• Arch Orthop Trauma Surg · Jan 1999

    Comparative Study

    Primary stability of different implants used in conjunction with high tibial osteotomy.

    • C H Flamme, D Kohn, L Kirsch, and C Hurschler.
    • Orthopädische Klinik, Med. Hochschule Hannover, Germany.
    • Arch Orthop Trauma Surg. 1999 Jan 1; 119 (7-8): 450-5.
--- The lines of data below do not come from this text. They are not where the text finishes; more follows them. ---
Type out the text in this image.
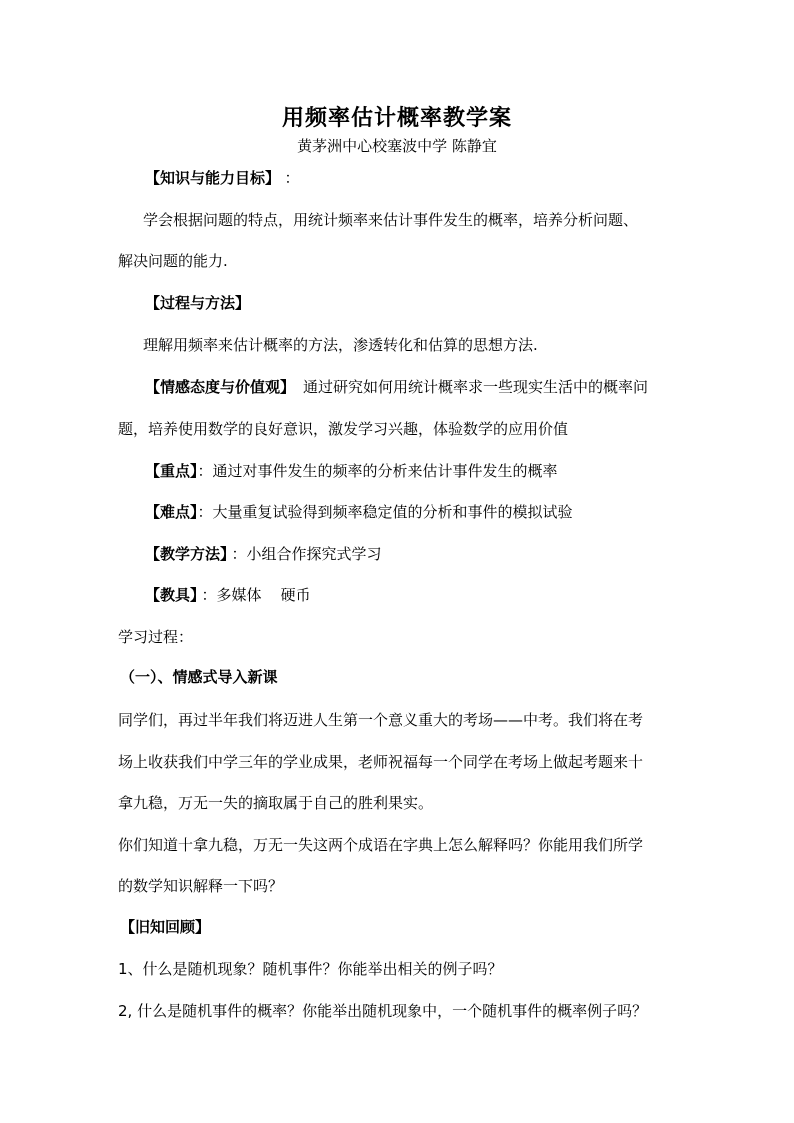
用频率估计概率教学案
黄茅洲中心校塞波中学 陈静宜
【知识与能力目标】 ：
学会根据问题的特点，用统计频率来估计事件发生的概率，培养分析问题、
解决问题的能力.
【过程与方法】
理解用频率来估计概率的方法，渗透转化和估算的思想方法.
【情感态度与价值观】 通过研究如何用统计概率求一些现实生活中的概率问
题，培养使用数学的良好意识，激发学习兴趣，体验数学的应用价值
【重点】：通过对事件发生的频率的分析来估计事件发生的概率
【难点】：大量重复试验得到频率稳定值的分析和事件的模拟试验
【教学方法】 ：小组合作探究式学习
【教具】 ：多媒体    硬币
学习过程：
（一）、情感式导入新课
同学们，再过半年我们将迈进人生第一个意义重大的考场——中考。我们将在考
场上收获我们中学三年的学业成果，老师祝福每一个同学在考场上做起考题来十
拿九稳，万无一失的摘取属于自己的胜利果实。
你们知道十拿九稳，万无一失这两个成语在字典上怎么解释吗？你能用我们所学
的数学知识解释一下吗？
【旧知回顾】
1、什么是随机现象？随机事件？你能举出相关的例子吗？
2, 什么是随机事件的概率？你能举出随机现象中，一个随机事件的概率例子吗？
    AbstractHigh tibial osteotomy in the varus knee has been successfully performed for a long time. Several newer operation techniques have been established in recent years. We tested the primary stability of several of these techniques in vitro. Ten human cadaveric fresh-frozen specimens were used that had a mean age of 54 years (range 29-72 years) and a weight of 55-85 kg. All specimens were harvested, frozen, and subsequently thawed under the same conditions before testing. The following implants were tested: one-third tubular plate with a cortical screw (AO, Synthes), blade plate with screws (Giebel's plate, Link), bone staples (osteotomy staples, Krackow staples, Smith & Nephew) and an external fixator (Orthofix). The specimens were mounted in metal cylinders and then loaded in two different setups: transverse forces were applied to the osteotomy site by hanging weights parallel to the osteotomy plane in a static-loading frame, and axial forces were applied by a materials testing machine (Zwick). Displacement was recorded using a linear variable displacement transducer (LVDT). The highest stability was achieved by the external fixator and the bone staples. Giebel's blade plate and the one-third tubular plate were less stable. Retention of an intact medial cortex was a decisive factor in obtaining primary stability. We found that the primary stability of the tested devices was generally comparable as long as they were correctly implanted. It was also noted that lateral spacing of the osteotomized bone should not exceed 3 mm. If the medial cortex is transected intraoperatively in lateral osteosynthesis, an additional medial implant is necessary to ensure sufficient primary stability. For practical reasons it was necessary to neglect the contribution of the soft tissues around the knee, although all implants were tested under the same conditions. Care should thus be taken when interpreting the results of this study in a clinical setting.